Good thing Everett, a West Point graduate who couldn’t stomach the soul-deadening regimentation of military life, is around to correct Virgil’s pronunciation — and watch Virgil’s back.

There’s no threat they can’t handle. Unless, of course, it’s winsome, piano-playing widow Allie French (Renée Zellweger), newly arrived in town, whose dainty refinement has Virgil at “Howdy.”

Virgil’s growing feelings for Allie leave the marshal in an unexpectedly vulnerable state — because, as he reminds Everett, “Feelings get you killed.”

Pard, it’s a Western. Plenty of things can get you killed.

But, true to its frontier roots, “Appaloosa” boasts no blood-spurting overkill, no madcap mayhem to distract us from death’s stark finality.

That’s hardly a surprise, considering Harris has ridden this trail before. As star and producer of a terrific 1996 cable-TV version of Zane Grey’s “Riders of the Purple Sage,” Harris demonstrated his affinity for embodying lean, leathery gunslingers — and timeless, elemental conflict.

His adaptation of “Spenser” creator Robert B. Parker’s novel (scripted with actor Robert Knott, who co-starred in Harris’ 2000 directorial debut, “Pollock”) also consciously echoes classic oaters from such genre masters as John Ford, Howard Hawks and Sam Peckinpah.

But that very familiarity always has been an essential part of the Western’s enduring appeal. Like a tale told around a crackling campfire, every Western offers variations on the same basic ingredients, from the wide-open-spaces setting to the inevitable climactic showdown.

Yet “Appaloosa” serves up some mighty interesting twists on its time-honored themes, exploring the unspoken but unshakable bond between Virgil and Everett with understated wit as well as heartfelt conviction.

It also introduces a potentially intriguing alternative to the Western’s traditionally limited female characters, who are generally either chaste marriage material or soiled doves.

The flirtatious Allie’s somewhere in between. So, for that matter, is Everett’s favorite female companion: Katie (Ariadna Gil, Mortensen’s leading lady in the Spanish swashbuckler “Alatriste”), a saloon gal who knows, all too well, that a woman’s gotta do what a woman’s gotta do.
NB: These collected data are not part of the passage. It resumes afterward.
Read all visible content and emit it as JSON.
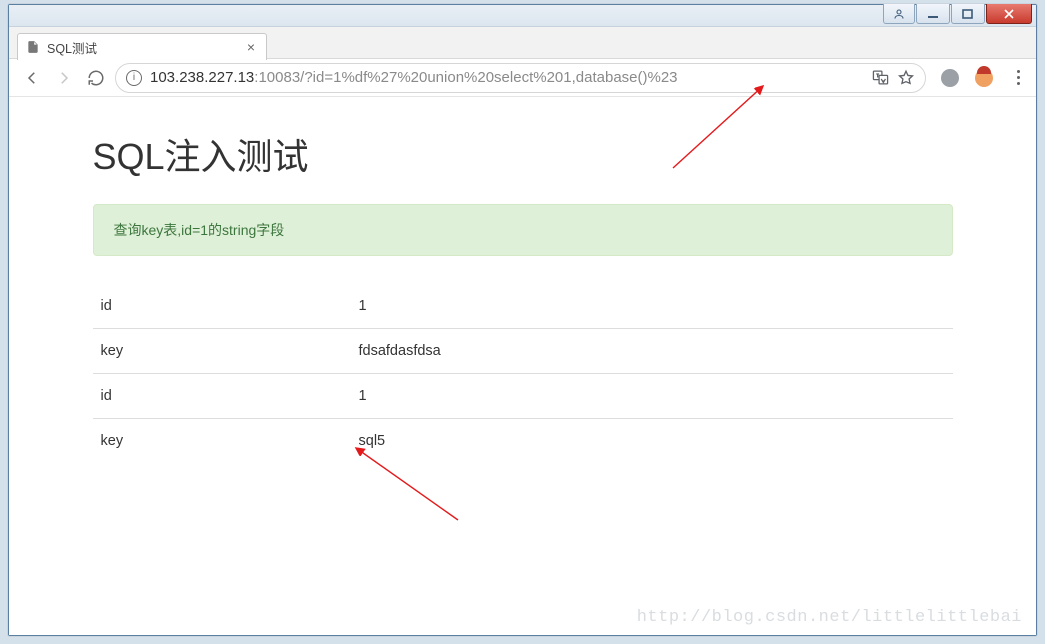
{
  "window": {
    "tab_title": "SQL测试"
  },
  "toolbar": {
    "url_host": "103.238.227.13",
    "url_rest": ":10083/?id=1%df%27%20union%20select%201,database()%23"
  },
  "page": {
    "heading": "SQL注入测试",
    "alert": "查询key表,id=1的string字段",
    "rows": [
      {
        "label": "id",
        "value": "1"
      },
      {
        "label": "key",
        "value": "fdsafdasfdsa"
      },
      {
        "label": "id",
        "value": "1"
      },
      {
        "label": "key",
        "value": "sql5"
      }
    ]
  },
  "watermark": "http://blog.csdn.net/littlelittlebai"
}
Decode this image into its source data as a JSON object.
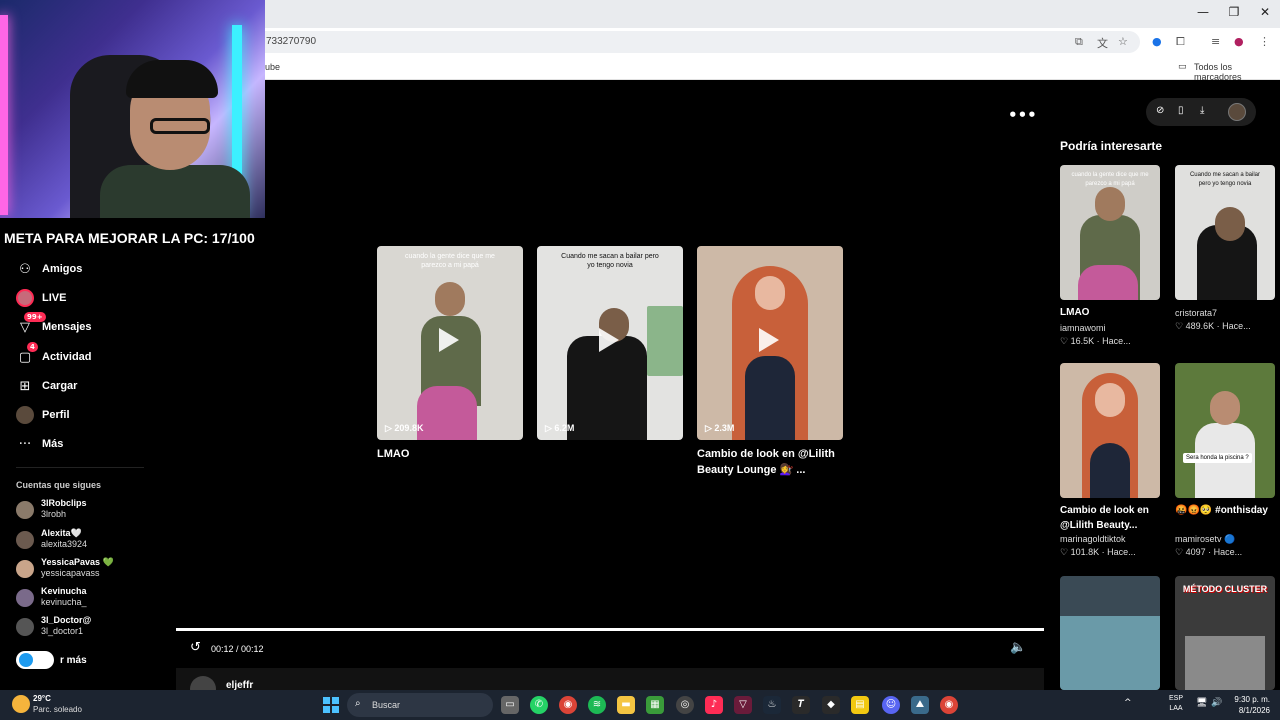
{
  "browser": {
    "url_fragment": "733270790",
    "bookmark_fragment": "ube",
    "all_bookmarks_label": "Todos los marcadores",
    "win_min": "—",
    "win_max": "❐",
    "win_close": "✕"
  },
  "overlay": {
    "goal_text": "META PARA MEJORAR LA PC: 17/100"
  },
  "sidebar": {
    "items": [
      {
        "label": "Amigos",
        "icon": "friends-icon",
        "glyph": "👥"
      },
      {
        "label": "LIVE",
        "icon": "live-icon",
        "glyph": ""
      },
      {
        "label": "Mensajes",
        "icon": "messages-icon",
        "glyph": "✉",
        "badge": "99+"
      },
      {
        "label": "Actividad",
        "icon": "activity-icon",
        "glyph": "☐",
        "badge": "4"
      },
      {
        "label": "Cargar",
        "icon": "upload-icon",
        "glyph": "⊞"
      },
      {
        "label": "Perfil",
        "icon": "profile-icon",
        "glyph": ""
      },
      {
        "label": "Más",
        "icon": "more-icon",
        "glyph": "···"
      }
    ],
    "following_title": "Cuentas que sigues",
    "following": [
      {
        "name": "3lRobclips",
        "handle": "3lrobh",
        "avatar_color": "#8a7a6a"
      },
      {
        "name": "Alexita🤍",
        "handle": "alexita3924",
        "avatar_color": "#6b5a4f"
      },
      {
        "name": "YessicaPavas 💚",
        "handle": "yessicapavass",
        "avatar_color": "#c9a58a"
      },
      {
        "name": "Kevinucha",
        "handle": "kevinucha_",
        "avatar_color": "#7a6a8a"
      },
      {
        "name": "3l_Doctor@",
        "handle": "3l_doctor1",
        "avatar_color": "#555555"
      }
    ],
    "see_more_label": "r más"
  },
  "videos": [
    {
      "caption": "cuando la gente dice que me parezco a mi papá",
      "views": "209.8K",
      "title": "LMAO",
      "bg": "#d9d7d2"
    },
    {
      "caption": "Cuando me sacan a bailar pero yo tengo novia",
      "views": "6.2M",
      "title": "",
      "bg": "#e3e3e1"
    },
    {
      "caption": "",
      "views": "2.3M",
      "title": "Cambio de look en @Lilith Beauty Lounge 💇‍♀️ ...",
      "bg": "#cdb9a7"
    }
  ],
  "player": {
    "time": "00:12 / 00:12",
    "progress": 1.0,
    "author": "eljeffr",
    "more_glyph": "•••"
  },
  "recommendations": {
    "heading": "Podría interesarte",
    "items": [
      {
        "title": "LMAO",
        "author": "iamnawomi",
        "likes": "♡ 16.5K · Hace...",
        "bg": "#cfcdc8",
        "caption": "cuando la gente dice que me parezco a mi papá"
      },
      {
        "title": "",
        "author": "cristorata7",
        "likes": "♡ 489.6K · Hace...",
        "bg": "#e0e0de",
        "caption": "Cuando me sacan a bailar pero yo tengo novia"
      },
      {
        "title": "Cambio de look en @Lilith Beauty...",
        "author": "marinagoldtiktok",
        "likes": "♡ 101.8K · Hace...",
        "bg": "#cdb9a7",
        "caption": ""
      },
      {
        "title": "🤬😡🥺 #onthisday",
        "author": "mamirosetv 🔵",
        "likes": "♡ 4097 · Hace...",
        "bg": "#5d7a3c",
        "caption": "Sera honda la piscina ?"
      },
      {
        "title": "",
        "author": "",
        "likes": "",
        "bg": "#3a4a55",
        "caption": ""
      },
      {
        "title": "",
        "author": "",
        "likes": "",
        "bg": "#3b3b3b",
        "caption": "MÉTODO CLUSTER"
      }
    ]
  },
  "taskbar": {
    "temp": "29°C",
    "condition": "Parc. soleado",
    "search_label": "Buscar",
    "lang_line1": "ESP",
    "lang_line2": "LAA",
    "time": "9:30 p. m.",
    "date": "8/1/2026"
  }
}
This latter aspect would have far more impact if Zellweger weren’t so coy and obvious; the role of Allie is so underwritten that whoever’s filling it must provide what the script doesn’t, but Zellweger’s simpering only serves to undermine her character’s impact.
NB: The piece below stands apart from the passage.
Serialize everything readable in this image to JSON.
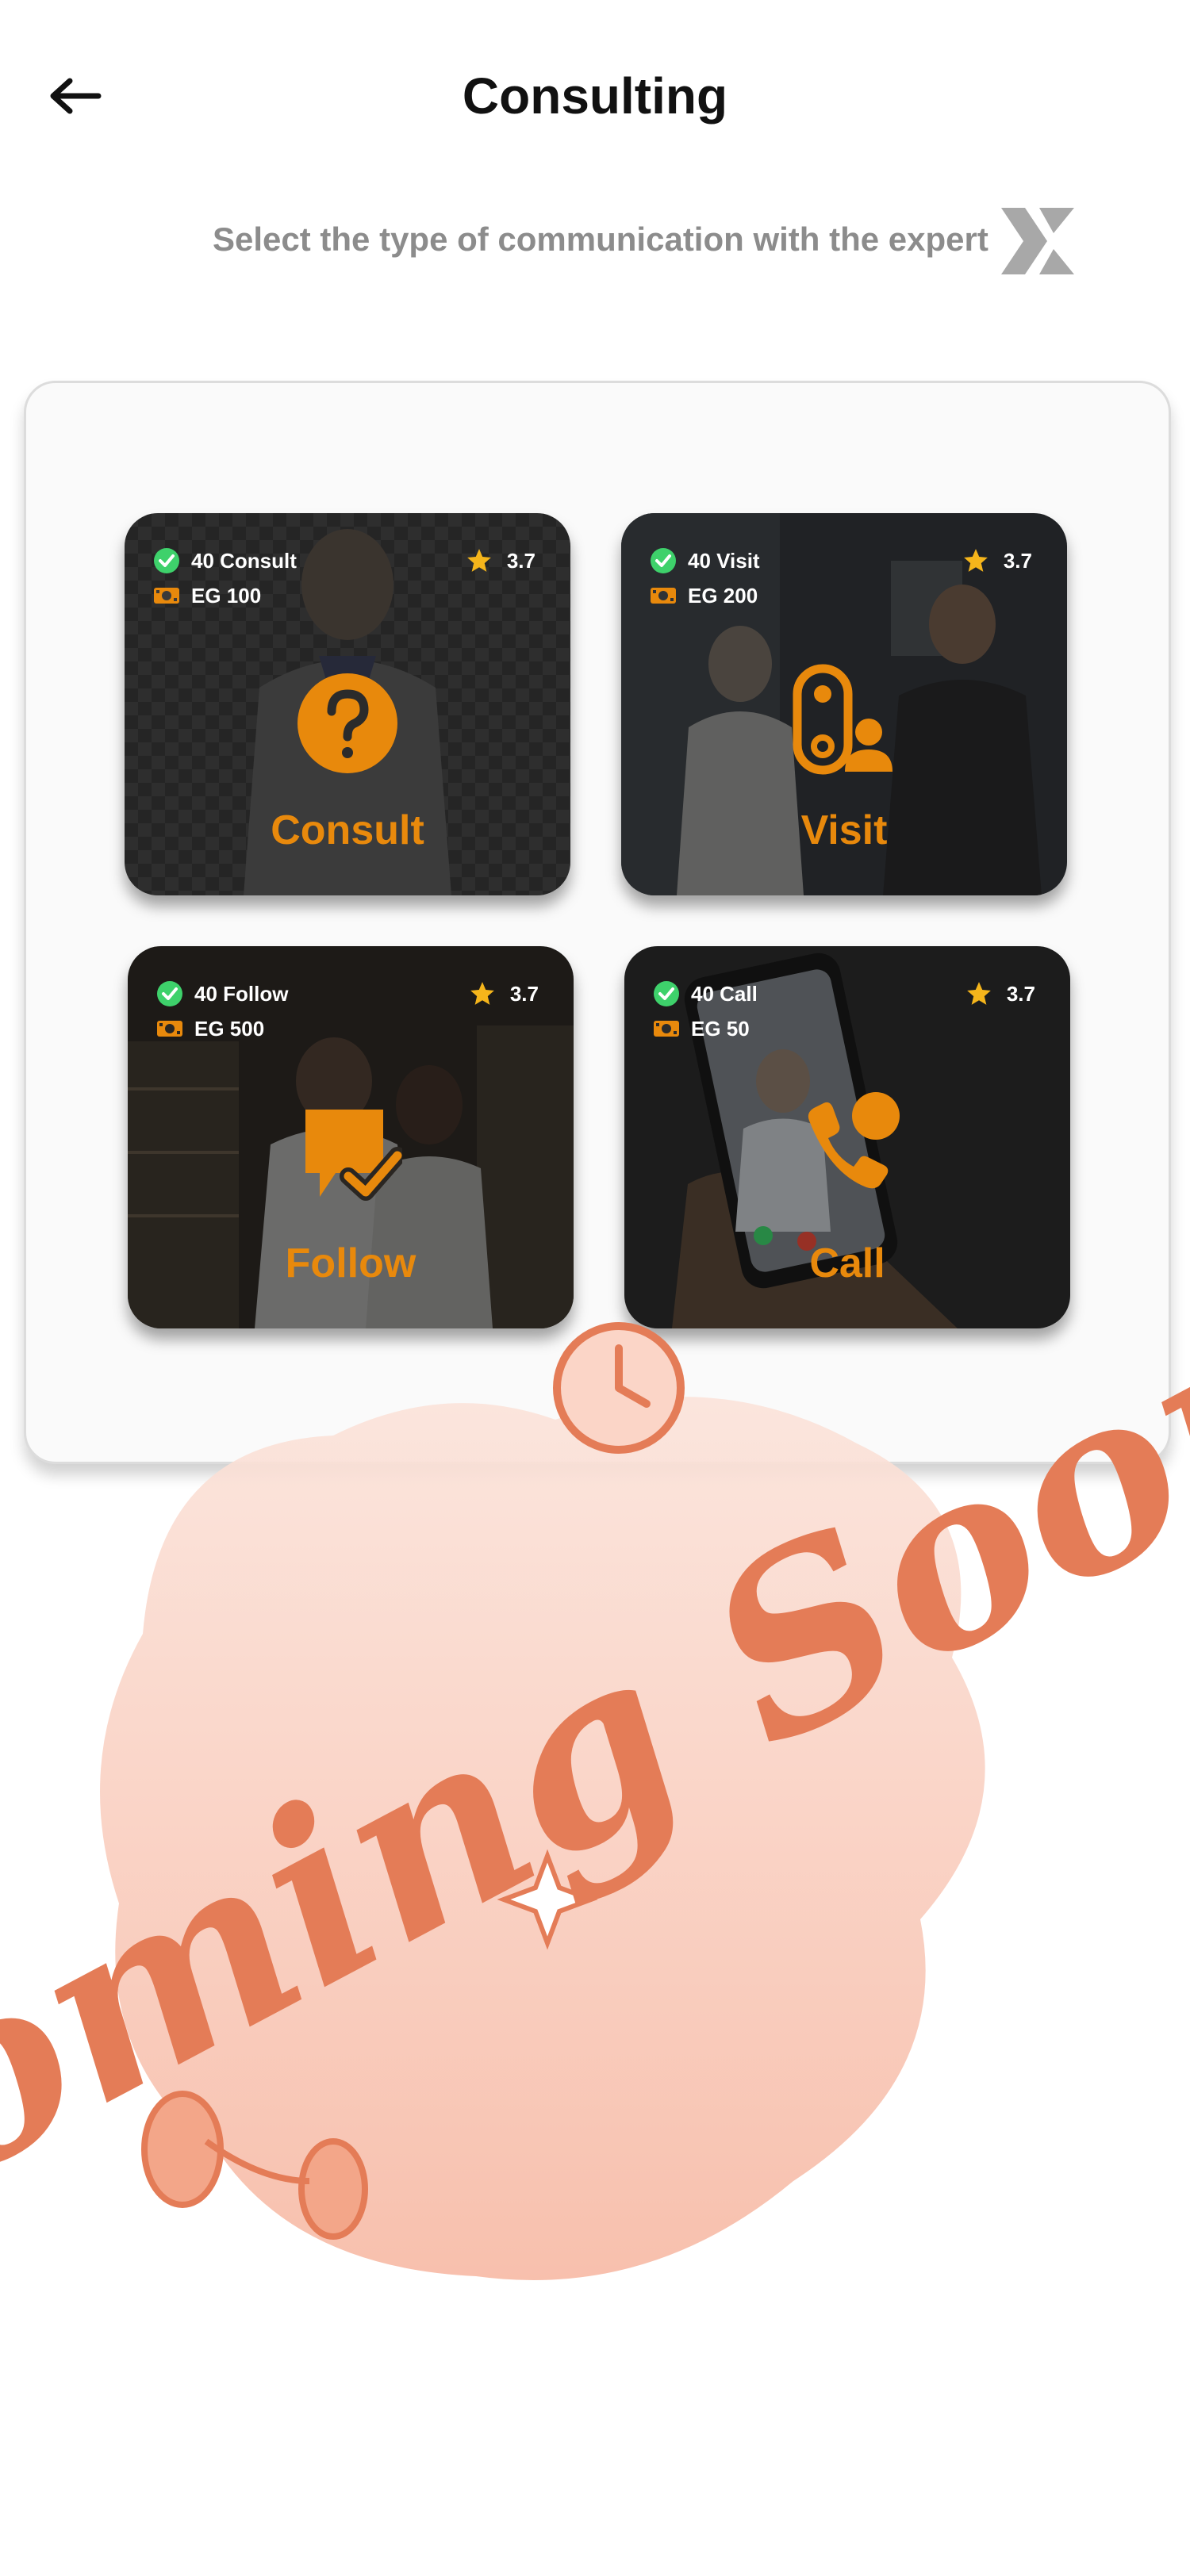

In another movie, that might be fatal.

But “Appaloosa’s” a Western, which makes Virgil and Everett the resident power couple.
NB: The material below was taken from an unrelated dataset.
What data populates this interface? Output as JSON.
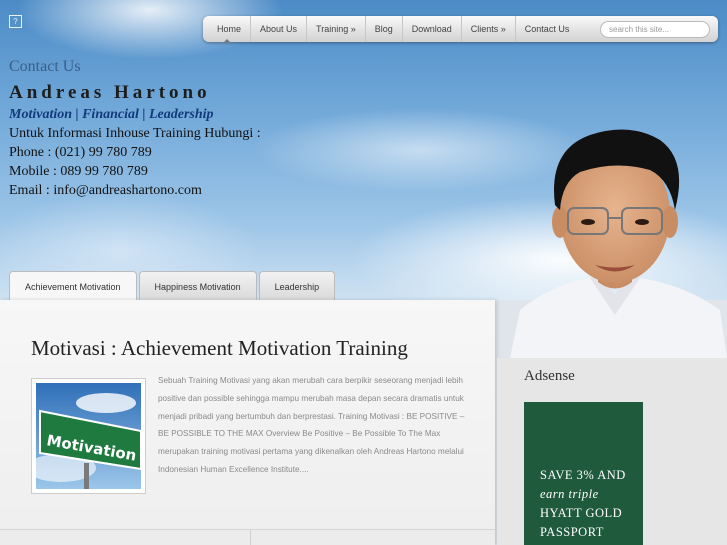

They’re powerful indeed, thanks to Harris and Mortensen, who blend easy camaraderie and coiled-spring intensity with throwaway grace. Virgil’s the undisputed leader, stoic and implacable, but only because Everett would rather be the wry, sly sidekick — Doc Holliday to Virgil’s Wyatt Earp, if you will. (Or, for all you “Lonesome Dove” fans, he’s a more laconic Gus McCrae to Virgil’s less grouchy Woodrow Call.)

As the cowboys say, they’ll do to ride the river with — maybe even more than once.

After all, Parker reunites Virgil and Everett in his latest book, “Resolution,” so Harris and Mortensen might meet up again sometime, somewhere west of “Appaloosa.”

And even if they (and we) don’t, at least they ride off into the sunset, riding tall in the saddle.